Konuyla ne alaka olduğunu bilmese de “Çok ciddi değil.” dediği anda çıkar emri geldi. Anlamaya çalışırken gözlüğünü gösterdiğini fark etti. Hızla dediğini yaptığında baştan aşağı süzülmesi nefesini kesti. Bu kesinlikle iyi bir şey değildi. Başkası olsa beğendi derdi, ama onunki kesinlikle kusur bulmak içindi.
-Eğer benim sekreterim olacaksan şu stilden kurtul.
Ağzı açık kalırken kendi üstüne baktı. Saçını güzelce toplamış ve işine uygun giyinmişti. Daha ne istiyordu?
Serkan devam ederken “Öğlen hastane yakınında ki restorandan yer ayırt.” dedi.
Duru kafasını kaldırdığında patronunun çoktan gittiğini gördü. Çalışmaya başladığı andan beri giymeye alıştığı topuklular ile yetişmeye çalışırken hiç kolay olmuyordu. Sonunda yaklaştığında “Tam öğlen yemeğinde mi olacak?” diye sordu.
Serkan döndüğünde kıvranıp durduğunu gördü. Sorunun ayakkabılardan olduğunu anlaması uzun sürmedi. Kendi bu işkenceyi seçtiği için görmemezlikten geldi.
-Bana bir şeyi tekrar ettirme dedim.
Duru panikle “Efendim…”diye başladı bu sefer de araya telefon girdi. Öğleyin iş yemeği vardı ve bu günler önce ayarlanmıştı. Bunu unutmuş olamazdı.
Serkan telefonunu çıkardığında doktorun aradığını görünce meşgule aldı. “Dediği yap. Odaya dönünce kahvem hazır olsun.” Hızla geri dönüp Erdem’in odasına yöneldi.
Duru arkasından “Serkan Bey, ama…”dese de adam çoktan gitmişti. Restorandan yer ayırtmazsa sıkıntı çıkardı. Adamları da geri çeviremezdi. Aklına gelen fikirle önce restoranın numarasını bulup aradı. İki ayrı masa ayırtıp iş görüşmesi için gelecek kişiye haber verdi. Tabi biraz geç gelmesi içinde buluşma saatini özellikle belirtti. Böylelikle patronu iki görüşmeyi arka arkaya yapabilirdi. İyi bir iş başarmanın mutluluğu ile de devam etti.

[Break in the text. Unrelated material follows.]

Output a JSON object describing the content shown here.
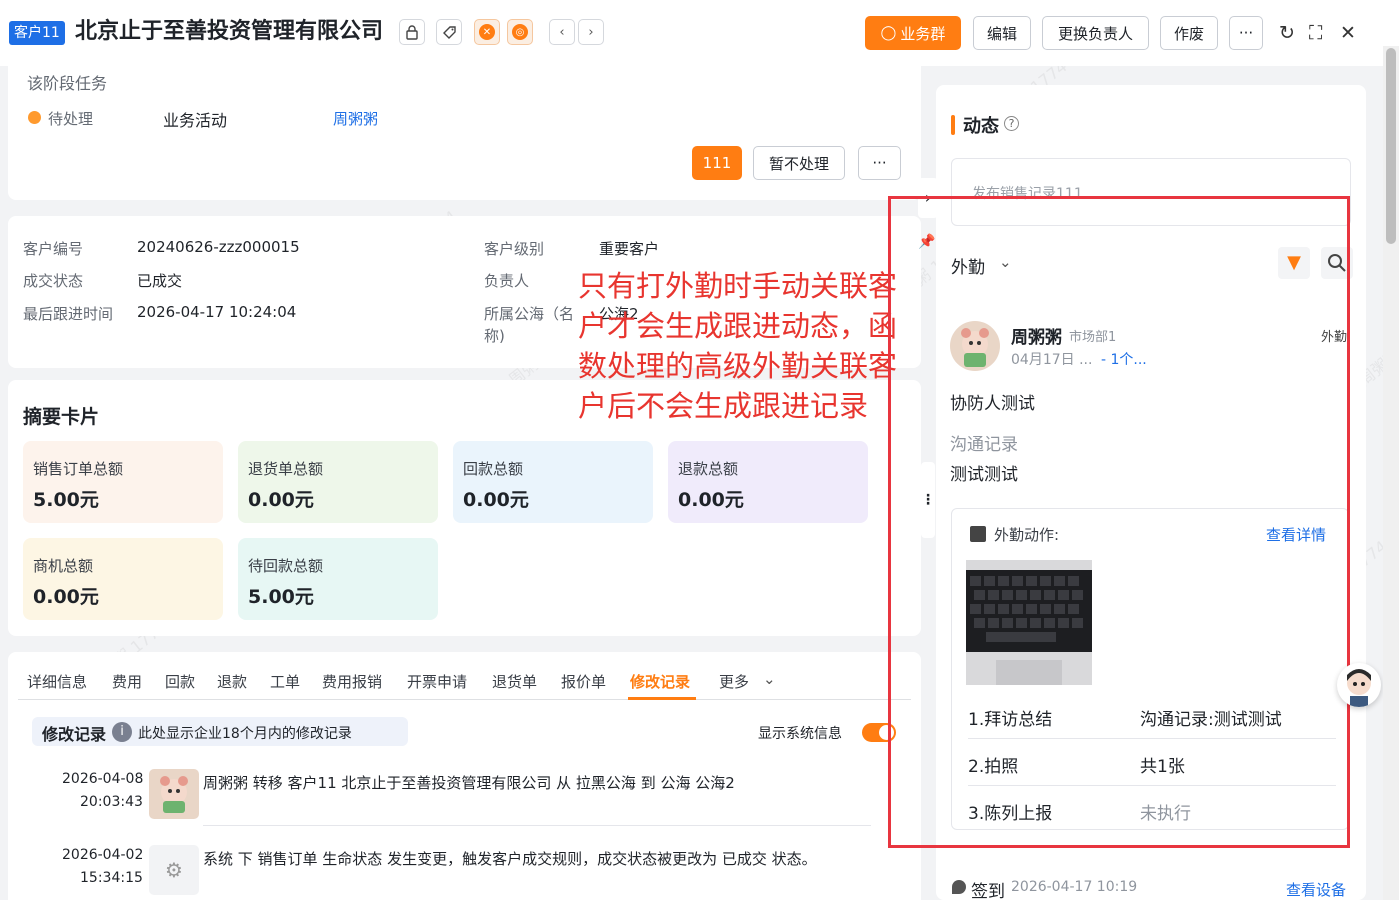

Serkan doktorun kapısına vardığında çalıp direk girdi. Bekledikleri kişi gelmişti. Kendine dönen gözler ile durumdan haberi olduğunu anladı. Ne kadar hoşnutsuz olduğu gözlerinden belliydi. Ondan farklı olmasa da karşısına geçip oturdu.
Mert arkadaşının ısrarı ile gelmişti. Serkan ile görüşmesini istediğinde kesinlikle hayır dese de hatırını kırmayıp kabul etmişti. Onunla aynı ortamı solumak bile istemiyordu.
-Ne söyleyeceksen çabuk ol.
Erdem arkadaşının tavrını anlasa da ikisi arasını bulmak için “Serkan seni dinliyoruz.” diyerek yumuşattı.
Hiç uzatmadan konuya girecekti. “Dün akşam misafir ettiğiniz Şenol ve nişanlısı hakkında konuşacağım.”
Mert evinde ağırladığı misafiri bilmesinin şaşkınlığı ile doğruldu. Hala eski hesapları güdüyor olamazdı. Yüzü iyice sertleşirken “Bu ne demek oluyor?” dedi.
Serkan neye sinir olduğunu anlamıştı. “Mert birbirimizi sevmiyoruz. Benim derdim seninle de değil. O Leman’ı, Cemre’den uzak tut.”
Karısının ismini anlaması ile ayağa kalktı. Onun yüzünden yaşadıklarından sonra da arada kim olursa olsun sakin kalamazdı.
Serkan da ayağa kalkarken tepkisinden önce “Leman benim eski sevgilim.” dedi. Anında değişen bakışlar şaşkındı. Devam edip “Şu anda benden intikam almaya çalışıyor. Cemre’ye de bu yüzden yaklaşıyor.” dedi. Bunları hiç anlatmayı düşünmese de Mert’in dinlemesi için yapmak zorundaydı.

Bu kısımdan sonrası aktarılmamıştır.